To that end, the partnership was established so that local schools could ‘refer’ children to their local practice who will confirm whether a child’s absence is appropriate following telephone triage or a face to face appointment. However, the onus is on the parent to cooperate and to actively participate in the programme. It is only intended for those children and families where there are long term ongoing concerns, where there have been previous efforts to engage with the family and the family is already aware of the initiative.
The Head Teacher identifies the child and family and meets with them to discuss the situation – so we are only talking about the extreme cases.
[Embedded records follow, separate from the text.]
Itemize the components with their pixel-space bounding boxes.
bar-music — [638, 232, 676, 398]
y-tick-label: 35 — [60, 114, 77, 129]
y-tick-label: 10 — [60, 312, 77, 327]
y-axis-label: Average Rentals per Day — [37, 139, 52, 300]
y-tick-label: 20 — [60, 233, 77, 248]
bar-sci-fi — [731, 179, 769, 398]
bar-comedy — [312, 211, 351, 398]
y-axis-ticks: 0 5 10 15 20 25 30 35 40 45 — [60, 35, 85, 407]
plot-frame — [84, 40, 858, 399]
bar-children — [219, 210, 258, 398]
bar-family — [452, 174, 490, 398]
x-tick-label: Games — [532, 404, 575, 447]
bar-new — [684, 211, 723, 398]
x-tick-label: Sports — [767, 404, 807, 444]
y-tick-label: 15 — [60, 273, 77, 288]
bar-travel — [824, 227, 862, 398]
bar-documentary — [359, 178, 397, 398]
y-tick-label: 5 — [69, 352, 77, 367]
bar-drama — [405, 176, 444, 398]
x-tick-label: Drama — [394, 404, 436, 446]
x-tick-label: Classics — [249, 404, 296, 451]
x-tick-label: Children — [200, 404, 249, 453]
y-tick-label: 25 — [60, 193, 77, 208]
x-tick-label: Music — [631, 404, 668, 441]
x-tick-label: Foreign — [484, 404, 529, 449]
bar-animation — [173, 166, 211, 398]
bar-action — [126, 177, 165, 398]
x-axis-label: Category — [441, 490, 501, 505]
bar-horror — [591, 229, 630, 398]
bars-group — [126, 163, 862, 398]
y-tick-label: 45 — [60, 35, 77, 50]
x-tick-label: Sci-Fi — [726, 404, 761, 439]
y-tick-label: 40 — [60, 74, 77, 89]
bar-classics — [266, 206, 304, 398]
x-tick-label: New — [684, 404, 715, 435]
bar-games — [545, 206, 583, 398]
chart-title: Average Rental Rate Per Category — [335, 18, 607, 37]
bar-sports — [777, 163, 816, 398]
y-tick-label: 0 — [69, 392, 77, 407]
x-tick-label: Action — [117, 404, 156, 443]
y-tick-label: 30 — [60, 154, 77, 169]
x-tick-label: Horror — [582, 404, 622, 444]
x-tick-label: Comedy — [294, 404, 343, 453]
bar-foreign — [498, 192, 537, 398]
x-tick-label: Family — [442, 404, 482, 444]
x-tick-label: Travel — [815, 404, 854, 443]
In the 3 years this has been running we have only had 4 children put though the scheme.
Before referring a child onto this scheme Head Teachers will:
· Have had long term ongoing concerns about pupils whose attendance has dropped below 85% with the significant majority of absences being reported as ill health
· Be able to demonstrate that they have tried to work with the family to improve attendance
· Have engaged the services of Education Welfare Officer as appropriate
· Have referred the case to the School Nurse
· Have met with the family to explain the HWBAP scheme before referring them
Upon receiving a referral from the school the participating GPs surgery will:
· Aim to see the pupil on the first day of illness
· Recommend a return to school in the afternoon if it is felt appropriate
· Recommend a return date to school if it is possible to do so
· Complete the HWBAP pro forma for return to the school
· Liaise with the school as appropriate to support the child and family
I have just had a second child see me on the scheme and I have to say I have quite enjoyed working with the child, parents and the school.
If you would like to consider a similar scheme in your area, we have re-produced the Arnewood Pyramid’s documentation (attached).
Following our initial meeting we planned to meet every 3-4 months, which has been useful. We worked with the schools who planned a “healthy schools week” and got several GPs to go into schools to talk to the children on a range of subjects. I have been involved in one schools programme for the last 3 years. I think I have got more out of it than the schools have! The children are interested, knowledgeable, attentive, enthusiastic and appreciate what you do for them.
Although, talking to a group of 100 pupils aged 8 and 9 is far more frightening than talking to 100 GPs!
We did this because we wanted to rather than because we had to.